Hal ini membuat Kementerian Keuangan dan otoritas di Tanah Air harus mengkalibrasi ulang bauran kebijakan mereka dengan Bank Indonesia.
Menkeu mengungkapkan, "selama pandemi saya bisa mendapatkan pembiayaan defisit dari bank sentral, tapi itu hanya selama pandemi, tetapi kami memanfaatkan semua ruang yang disediakan Gubernur Perry kepada kami".
"Kami menggunakan semua ruang, meskipun sebenarnya kami tidak membutuhkan pembiayaan ini karena defisit kami sebenarnya sangat rendah," lanjutnya.
"Kami menggunakannya untuk benar-benar membangun penyangga di tahun 2022, karena kami tahu di tahun 2023 kami akan terpukul keras oleh kenaikan suku bunga akibat inflasi (di negara maju dan penerbitan obligasi yang mahal," tambah Menkeu.
Advertisement
Dikalibrasi Ulang
Memasuki bulan ketiga tahun 2023, Sri Mulyani mengatakan, Pemerintah masih ada banyak penyangga uang tunai. "Tetapi kita tahu bahwa ini sebenarnya untuk melindungi kita dari situasi global yang sangat bergejolak," tambah dia.
Sehingga bauran kebijakan terus dikalibrasi ulang karena setiap tahun, tantangan datang dari sumber risiko yang berbeda. Tetapi fundamental ekonomi harus dipertahankan dan perlu dipastikan kuat dan sehat.
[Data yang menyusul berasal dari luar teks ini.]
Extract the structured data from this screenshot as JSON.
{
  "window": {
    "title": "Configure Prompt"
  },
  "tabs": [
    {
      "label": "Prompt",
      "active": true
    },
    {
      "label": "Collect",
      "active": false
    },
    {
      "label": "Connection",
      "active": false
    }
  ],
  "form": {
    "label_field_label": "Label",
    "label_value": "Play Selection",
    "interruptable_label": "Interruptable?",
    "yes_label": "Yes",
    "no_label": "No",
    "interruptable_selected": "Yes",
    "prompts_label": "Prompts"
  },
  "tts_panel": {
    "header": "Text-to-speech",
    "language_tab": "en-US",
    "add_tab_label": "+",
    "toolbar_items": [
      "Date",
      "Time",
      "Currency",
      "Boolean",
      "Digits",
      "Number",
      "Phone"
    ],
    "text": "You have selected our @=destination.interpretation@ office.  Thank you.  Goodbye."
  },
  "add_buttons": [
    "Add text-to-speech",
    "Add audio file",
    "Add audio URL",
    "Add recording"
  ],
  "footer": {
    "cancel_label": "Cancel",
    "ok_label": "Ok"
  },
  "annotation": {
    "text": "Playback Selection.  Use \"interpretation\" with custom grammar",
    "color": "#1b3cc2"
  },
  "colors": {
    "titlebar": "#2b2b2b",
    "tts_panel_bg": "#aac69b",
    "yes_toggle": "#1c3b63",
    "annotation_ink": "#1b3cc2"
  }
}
"Maka dalam hal itu muncul kembali Menteri Keuangan yang bertanggung jawab atas neraca pemerintah, dan jika kebijakan fiskalnya sehat dan kredibel, maka pekerjaan bank sentral juga akan lebih mudah karena mereka tidak hanya harus menstabilkan inflasi, juga menjaga stabilitas ekonomi," pungkasnya.
"Sepertinya terlihat dermawan, tetapi sebenarnya melayani kepentingan kita sendiri juga dalam hal ini, bahwa obligasi juga ada di neraca bank sentral. dan sekarang obligasi juga ada di neraca perbankan," imbuh Sri Mulyani.